Тереза помолчала, рассмеялась было, но смех перешел в плач.
Левушка не сочувствовал. Он молча смотрел, как она пытается вытереть лицо плотной тканью турецкой шали.
– Вы догадываетесь, от кого сей подарок?
– Да…
– Сударыня… вы более ничего не хотите сказать?..
Тереза хотела собраться с мыслями, но что-то плохо это у нее получалось. Векселя, выданные кавалеру де Перрену, оказались у московского обер-полицмейстера – когда, как? Связано ли это с несчастьем, постигшим князя, с бегством из Москвы князя и Мишеля? Зачем прозвучало столько лжи?..
Она растерялась.
– Подумайте, сударыня, – попросил Левушка. – Я не могу требовать ответа… но несколько слов…
– Нет, – тихо сказала она. – Нет…
Левушка поклонился и вышел. Дверь лавки осталась открытой.
По пустой Ильинке уезжали в сторону китайгородской стены трое всадников – поручик Тучков в нарядном, хотя и изгвазданном землей кафтане, и двое архаровцев.

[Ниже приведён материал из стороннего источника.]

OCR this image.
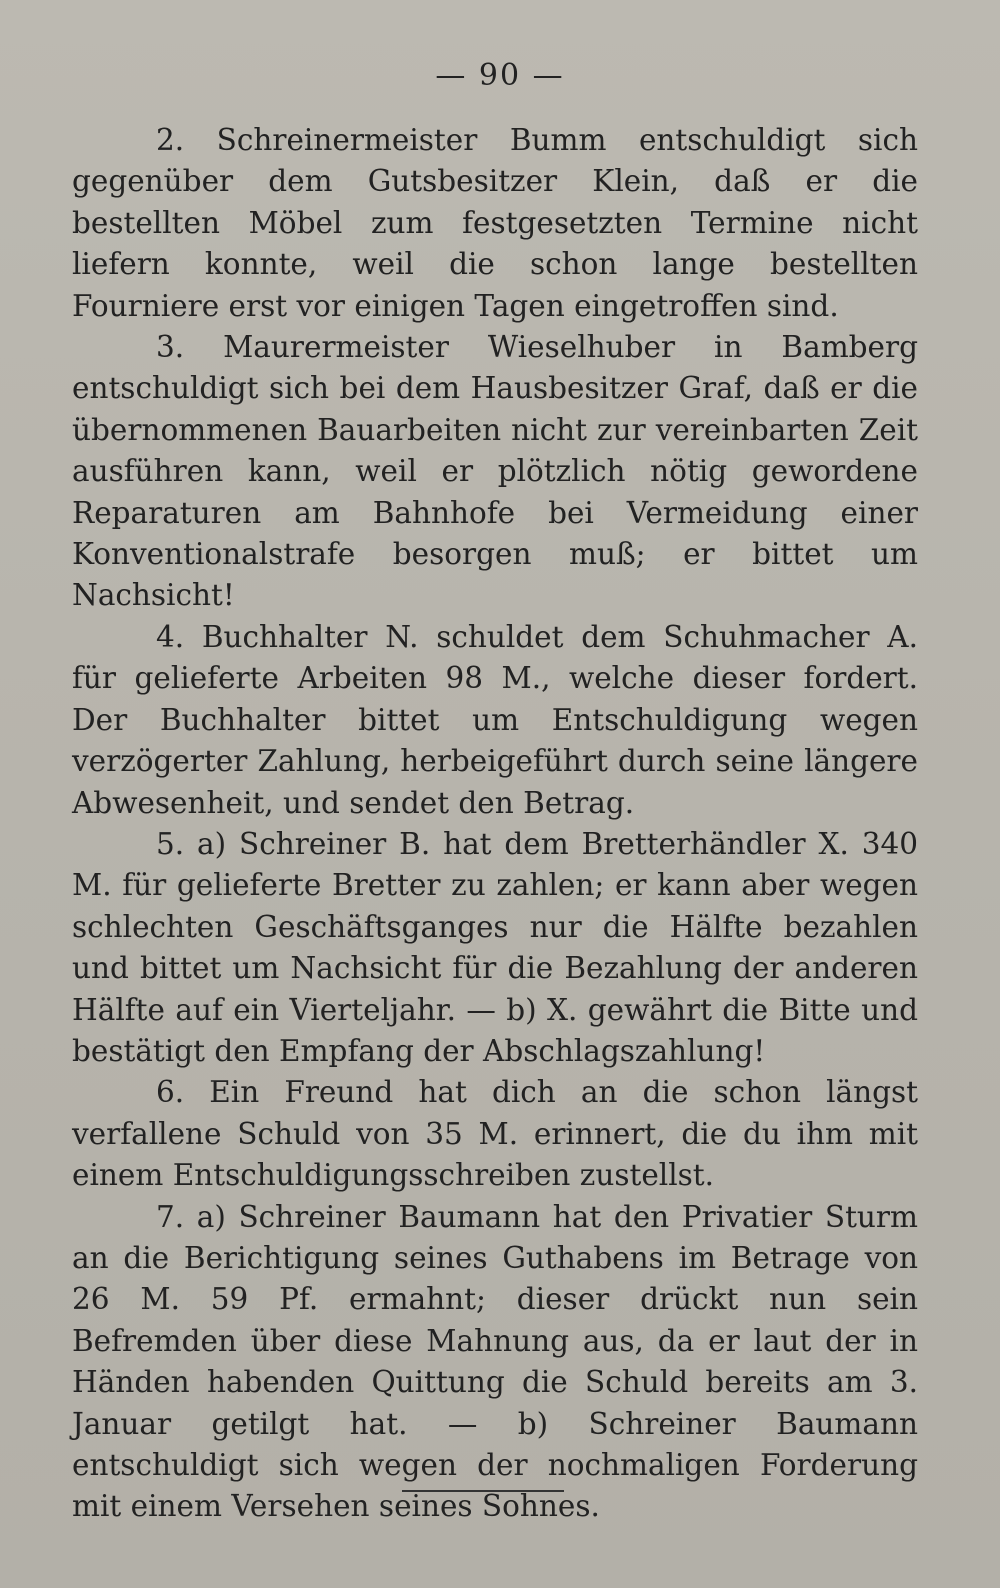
— 90 —

2. Schreinermeister Bumm entschuldigt sich gegenüber dem Gutsbesitzer Klein, daß er die bestellten Möbel zum festgesetzten Termine nicht liefern konnte, weil die schon lange bestellten Fourniere erst vor einigen Tagen eingetroffen sind.

3. Maurermeister Wieselhuber in Bamberg entschuldigt sich bei dem Hausbesitzer Graf, daß er die übernommenen Bauarbeiten nicht zur vereinbarten Zeit ausführen kann, weil er plötzlich nötig gewordene Reparaturen am Bahnhofe bei Vermeidung einer Konventionalstrafe besorgen muß; er bittet um Nachsicht!

4. Buchhalter N. schuldet dem Schuhmacher A. für gelieferte Arbeiten 98 M., welche dieser fordert. Der Buchhalter bittet um Entschuldigung wegen verzögerter Zahlung, herbeigeführt durch seine längere Abwesenheit, und sendet den Betrag.

5. a) Schreiner B. hat dem Bretterhändler X. 340 M. für gelieferte Bretter zu zahlen; er kann aber wegen schlechten Geschäftsganges nur die Hälfte bezahlen und bittet um Nachsicht für die Bezahlung der anderen Hälfte auf ein Vierteljahr. — b) X. gewährt die Bitte und bestätigt den Empfang der Abschlagszahlung!

6. Ein Freund hat dich an die schon längst verfallene Schuld von 35 M. erinnert, die du ihm mit einem Entschuldigungsschreiben zustellst.

7. a) Schreiner Baumann hat den Privatier Sturm an die Berichtigung seines Guthabens im Betrage von 26 M. 59 Pf. ermahnt; dieser drückt nun sein Befremden über diese Mahnung aus, da er laut der in Händen habenden Quittung die Schuld bereits am 3. Januar getilgt hat. — b) Schreiner Baumann entschuldigt sich wegen der nochmaligen Forderung mit einem Versehen seines Sohnes.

Тереза вышла на улицу и, придерживаясь за дверь, стояла довольно долго. Ей хотелось услышать безупречную тишину, означавшую, что Мишель и князь ушли черным ходом, дворами, переулками. И, коли уж не лгать самой себе, она боялась возвращаться. Страх пришел с опозданием. Страх и стыд.
Она понимала, что Мишель лгал ей, и лгал ради такой низменной материи, как деньги. И ей было стыдно за то, что она, чувствуя неладное, позволила себя поймать в ловушку. Он заставил ее оправдываться, оправданием же послужили все ее сбережения…
Она боялась, что скажет ему правду в лицо – и потеряет его навеки.
А совсем рядом ждал Левушкиного возвращения странный человек, который уже дважды вмешался в ее жизнь, дважды попытался навести в этой жизни какой-то порядок. Зачем, для чего? Этого она не могла понять – и, когда в памяти явилось тяжелое, неподвижное, насупленное лицо московского обер- полицмейстера, она прислушалась к себе – и ощутила тревогу.
Этот человек пытался лишить ее любви… Так она сейчас чувствовала.
А о том, что достойна сожаления любовь, которую можно погубить обычной правдой, она думать не желала. Мысль и чувство редко говорят слаженным хором – Тереза, стоя у дверей солнечным утром, искала определения чувству, не находила, и тревога в ее душе делалась все сильнее.
Она не догадывалась, что четверть часа назад чудом избежала смерти.
Когда Левушка, вернувшись на Ильинку, шел к Архарову докладывать о выполненном поручении, дверь кабинета сама распахнулась перед ним и оттуда выпал, словно от хорошего пинка под зад, недоросль Вельяминов. Следом вышел Шварц, поймал его за плечо и развернул к себе.
– И запомните, молодой человек, – нравоучительно произнес он. – Те мошенники, коих вы изволили опознать, схвачены и понесут наказание, но есть немало других. Не всякий раз поблизости окажутся господа архаровцы. Ступайте к вашей тетушке и никуда из Москвы не уезжайте. Теперь можете откланяться.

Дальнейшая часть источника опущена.